Hepatitis A is an illness in which inflammation of the liver is caused by the Hepatitis A virus. The virus is transmitted by eating contaminated food or drinking contaminated water. It also spreads through direct contact with an infected person.
While almost every patient recovers fully from the illness, there is a small chance that a healthy person infected with Hepatitis A virus may become critically ill or even die. People with compromised immune systems or chronic illnesses are more likely to have severe disease. The disease can also cause major complications during pregnancy.
Hepatitis A eventually resolves on its own, unlike Hepatitis B and C. These hepatitis infections can cause long-term infections, liver scarring (cirrhosis) and, occasionally, liver cancer.
Before visiting countries where the virus is known to be present, it is important to see Dr. Klapowitz of Travel Medicine Consultations for the Hepatitis A vaccine NYC residents need to stay healthy during their travel.
What are the symptoms of Hepatitis A?
You will not notice the signs and symptoms of hepatitis A until at least a couple of weeks after you have been infected. These signs and symptoms differ from person to person, and not all people infected with the Hepatitis A virus develop them.
The signs and symptoms include:
- Nausea and vomiting
- Low-grade fever
- Loss of appetite
- Abdominal pain and/or discomfort (mostly beneath the lower ribs, near the liver)
- Joint pain
- Intense itching
- Unexplained weight loss
- Dark-colored urine
- Clay-colored bowel movements
- Jaundice (skin and whites of the eyes turn yellow)
Places where Hepatitis A is common:
Hepatitis A is very common in low- and middle-income countries that may have poor sanitation or hygiene. However, outbreaks can occur in any country and in any socio-economic region (for instance, a hotel food-preparer may come down with the disease and spread it to guests). The risk of getting infected by Hepatitis A virus is higher in Asia, Africa, the Middle East, Central and South America, and the Western Pacific.

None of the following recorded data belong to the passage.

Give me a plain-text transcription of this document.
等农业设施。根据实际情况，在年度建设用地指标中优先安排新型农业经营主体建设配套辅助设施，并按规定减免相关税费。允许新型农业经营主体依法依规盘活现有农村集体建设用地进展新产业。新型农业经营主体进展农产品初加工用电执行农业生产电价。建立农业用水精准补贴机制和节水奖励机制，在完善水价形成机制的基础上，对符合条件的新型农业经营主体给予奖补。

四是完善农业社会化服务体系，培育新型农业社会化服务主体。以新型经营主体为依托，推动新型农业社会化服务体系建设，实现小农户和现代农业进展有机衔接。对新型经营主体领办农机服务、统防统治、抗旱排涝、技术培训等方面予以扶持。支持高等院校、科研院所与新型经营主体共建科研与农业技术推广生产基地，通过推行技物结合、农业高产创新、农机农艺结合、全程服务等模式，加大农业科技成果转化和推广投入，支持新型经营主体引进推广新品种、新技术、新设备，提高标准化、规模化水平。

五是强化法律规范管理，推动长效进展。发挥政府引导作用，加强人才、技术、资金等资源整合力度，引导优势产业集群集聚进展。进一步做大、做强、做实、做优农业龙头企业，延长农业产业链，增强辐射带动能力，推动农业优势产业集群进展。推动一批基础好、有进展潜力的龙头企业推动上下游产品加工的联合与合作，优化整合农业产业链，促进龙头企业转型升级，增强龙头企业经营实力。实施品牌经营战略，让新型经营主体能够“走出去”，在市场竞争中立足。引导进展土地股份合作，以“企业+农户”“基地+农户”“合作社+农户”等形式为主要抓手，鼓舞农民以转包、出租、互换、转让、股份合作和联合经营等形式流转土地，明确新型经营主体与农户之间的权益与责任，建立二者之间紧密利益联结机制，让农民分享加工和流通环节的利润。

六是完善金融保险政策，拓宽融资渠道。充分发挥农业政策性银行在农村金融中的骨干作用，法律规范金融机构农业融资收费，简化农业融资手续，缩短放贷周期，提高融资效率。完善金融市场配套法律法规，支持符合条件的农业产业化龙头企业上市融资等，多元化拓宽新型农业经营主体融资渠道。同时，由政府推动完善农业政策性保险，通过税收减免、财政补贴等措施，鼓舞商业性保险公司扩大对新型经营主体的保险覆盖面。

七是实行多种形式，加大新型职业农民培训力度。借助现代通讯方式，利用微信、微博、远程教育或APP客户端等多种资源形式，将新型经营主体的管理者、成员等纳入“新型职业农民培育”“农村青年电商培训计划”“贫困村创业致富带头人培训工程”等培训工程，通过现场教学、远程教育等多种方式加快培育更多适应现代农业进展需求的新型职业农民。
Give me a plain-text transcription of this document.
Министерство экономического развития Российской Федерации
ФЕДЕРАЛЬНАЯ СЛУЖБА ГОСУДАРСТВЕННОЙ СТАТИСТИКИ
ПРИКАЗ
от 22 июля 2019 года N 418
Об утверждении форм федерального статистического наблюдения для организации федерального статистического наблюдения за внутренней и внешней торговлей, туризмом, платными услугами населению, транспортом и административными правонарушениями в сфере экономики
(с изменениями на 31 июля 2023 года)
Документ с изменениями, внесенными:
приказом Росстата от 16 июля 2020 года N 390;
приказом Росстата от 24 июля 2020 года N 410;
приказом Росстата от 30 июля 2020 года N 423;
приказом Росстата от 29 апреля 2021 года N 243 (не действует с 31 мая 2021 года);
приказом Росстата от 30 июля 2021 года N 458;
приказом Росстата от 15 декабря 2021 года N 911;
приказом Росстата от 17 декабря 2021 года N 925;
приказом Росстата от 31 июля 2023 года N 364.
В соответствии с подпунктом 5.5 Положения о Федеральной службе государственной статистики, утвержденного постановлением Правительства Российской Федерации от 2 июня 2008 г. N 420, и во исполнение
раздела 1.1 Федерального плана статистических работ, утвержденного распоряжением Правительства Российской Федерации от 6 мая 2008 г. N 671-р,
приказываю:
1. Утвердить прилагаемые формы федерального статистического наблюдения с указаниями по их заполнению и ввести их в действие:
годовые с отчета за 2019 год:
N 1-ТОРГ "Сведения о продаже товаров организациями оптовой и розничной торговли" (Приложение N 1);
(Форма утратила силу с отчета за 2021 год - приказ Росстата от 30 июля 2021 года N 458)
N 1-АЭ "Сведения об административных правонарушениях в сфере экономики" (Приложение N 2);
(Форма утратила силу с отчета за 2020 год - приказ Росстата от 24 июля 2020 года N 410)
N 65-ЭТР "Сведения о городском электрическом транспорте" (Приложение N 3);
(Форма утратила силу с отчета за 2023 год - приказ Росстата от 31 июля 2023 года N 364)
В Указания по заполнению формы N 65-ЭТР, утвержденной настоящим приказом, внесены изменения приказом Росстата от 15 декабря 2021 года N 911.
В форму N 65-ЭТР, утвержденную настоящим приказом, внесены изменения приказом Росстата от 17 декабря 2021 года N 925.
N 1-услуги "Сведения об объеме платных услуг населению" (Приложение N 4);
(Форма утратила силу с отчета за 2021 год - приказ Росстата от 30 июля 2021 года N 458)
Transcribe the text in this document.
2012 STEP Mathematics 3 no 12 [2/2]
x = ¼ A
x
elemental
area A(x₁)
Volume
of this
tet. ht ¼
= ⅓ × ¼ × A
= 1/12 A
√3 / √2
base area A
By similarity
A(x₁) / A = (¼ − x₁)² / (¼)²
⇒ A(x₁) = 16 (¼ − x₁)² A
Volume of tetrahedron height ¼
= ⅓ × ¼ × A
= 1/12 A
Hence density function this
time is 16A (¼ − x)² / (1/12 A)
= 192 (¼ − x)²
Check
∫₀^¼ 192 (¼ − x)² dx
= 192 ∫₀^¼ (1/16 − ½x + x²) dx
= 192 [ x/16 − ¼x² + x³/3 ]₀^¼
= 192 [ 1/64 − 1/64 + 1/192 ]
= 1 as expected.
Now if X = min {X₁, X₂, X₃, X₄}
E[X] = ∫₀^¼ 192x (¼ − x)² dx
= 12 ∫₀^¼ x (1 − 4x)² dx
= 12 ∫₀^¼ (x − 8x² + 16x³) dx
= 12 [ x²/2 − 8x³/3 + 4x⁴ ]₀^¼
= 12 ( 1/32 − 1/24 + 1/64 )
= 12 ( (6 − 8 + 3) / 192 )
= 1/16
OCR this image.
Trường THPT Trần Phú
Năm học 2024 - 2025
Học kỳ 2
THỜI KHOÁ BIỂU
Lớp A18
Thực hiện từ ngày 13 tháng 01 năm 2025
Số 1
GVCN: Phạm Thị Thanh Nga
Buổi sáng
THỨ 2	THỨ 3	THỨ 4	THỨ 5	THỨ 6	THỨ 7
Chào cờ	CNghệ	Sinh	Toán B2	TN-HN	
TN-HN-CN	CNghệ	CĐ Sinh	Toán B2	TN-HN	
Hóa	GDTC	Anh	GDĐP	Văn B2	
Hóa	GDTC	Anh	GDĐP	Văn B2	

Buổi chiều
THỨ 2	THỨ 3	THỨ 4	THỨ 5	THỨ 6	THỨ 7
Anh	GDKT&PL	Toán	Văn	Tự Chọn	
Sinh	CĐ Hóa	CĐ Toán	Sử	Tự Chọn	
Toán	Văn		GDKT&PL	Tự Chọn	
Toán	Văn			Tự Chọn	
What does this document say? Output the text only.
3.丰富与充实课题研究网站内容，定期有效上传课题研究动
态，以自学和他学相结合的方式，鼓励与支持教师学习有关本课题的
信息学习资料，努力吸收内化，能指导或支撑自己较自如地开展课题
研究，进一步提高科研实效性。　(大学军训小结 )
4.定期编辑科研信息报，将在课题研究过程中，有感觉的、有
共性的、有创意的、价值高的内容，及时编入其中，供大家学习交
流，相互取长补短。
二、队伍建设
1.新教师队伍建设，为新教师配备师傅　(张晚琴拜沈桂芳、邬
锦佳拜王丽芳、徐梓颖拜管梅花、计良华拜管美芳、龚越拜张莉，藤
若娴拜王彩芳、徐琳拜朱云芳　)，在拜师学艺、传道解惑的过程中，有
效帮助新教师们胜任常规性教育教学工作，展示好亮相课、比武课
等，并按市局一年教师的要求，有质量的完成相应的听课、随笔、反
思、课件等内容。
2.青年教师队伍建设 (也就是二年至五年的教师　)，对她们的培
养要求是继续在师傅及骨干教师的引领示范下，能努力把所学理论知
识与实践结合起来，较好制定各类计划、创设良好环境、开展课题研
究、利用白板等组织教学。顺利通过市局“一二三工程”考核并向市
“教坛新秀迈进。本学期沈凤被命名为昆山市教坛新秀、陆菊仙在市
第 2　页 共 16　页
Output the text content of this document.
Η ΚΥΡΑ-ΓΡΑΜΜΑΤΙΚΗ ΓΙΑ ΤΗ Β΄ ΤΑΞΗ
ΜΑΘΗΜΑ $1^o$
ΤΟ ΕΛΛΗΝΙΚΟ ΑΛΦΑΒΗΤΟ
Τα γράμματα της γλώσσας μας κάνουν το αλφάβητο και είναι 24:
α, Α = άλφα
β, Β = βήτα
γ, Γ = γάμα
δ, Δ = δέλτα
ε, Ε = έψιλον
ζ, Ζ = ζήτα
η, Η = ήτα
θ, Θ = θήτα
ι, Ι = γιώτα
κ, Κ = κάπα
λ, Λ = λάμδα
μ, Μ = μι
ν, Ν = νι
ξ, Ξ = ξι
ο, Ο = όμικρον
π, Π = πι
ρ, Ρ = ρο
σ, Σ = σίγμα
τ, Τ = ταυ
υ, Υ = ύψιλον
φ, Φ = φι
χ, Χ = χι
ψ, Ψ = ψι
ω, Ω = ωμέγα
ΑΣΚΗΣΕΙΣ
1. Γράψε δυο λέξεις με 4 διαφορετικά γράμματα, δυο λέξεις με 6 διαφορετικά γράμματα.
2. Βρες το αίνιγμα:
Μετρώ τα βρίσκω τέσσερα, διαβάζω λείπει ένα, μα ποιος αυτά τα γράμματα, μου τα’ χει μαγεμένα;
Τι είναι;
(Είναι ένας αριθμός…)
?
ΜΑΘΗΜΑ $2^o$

Hepatitis A vaccine and prevention:
Following food and water precautions closely and performing thorough hand-washing before eating are two effective prevention measures. Hepatitis A vaccines are also an important protection measure. The Hep A vaccination is usually a series of 2 shots, the first is over 90% protective at 10 days and the second, given 6 months or more later, is even more protective and should provide lifelong immunity.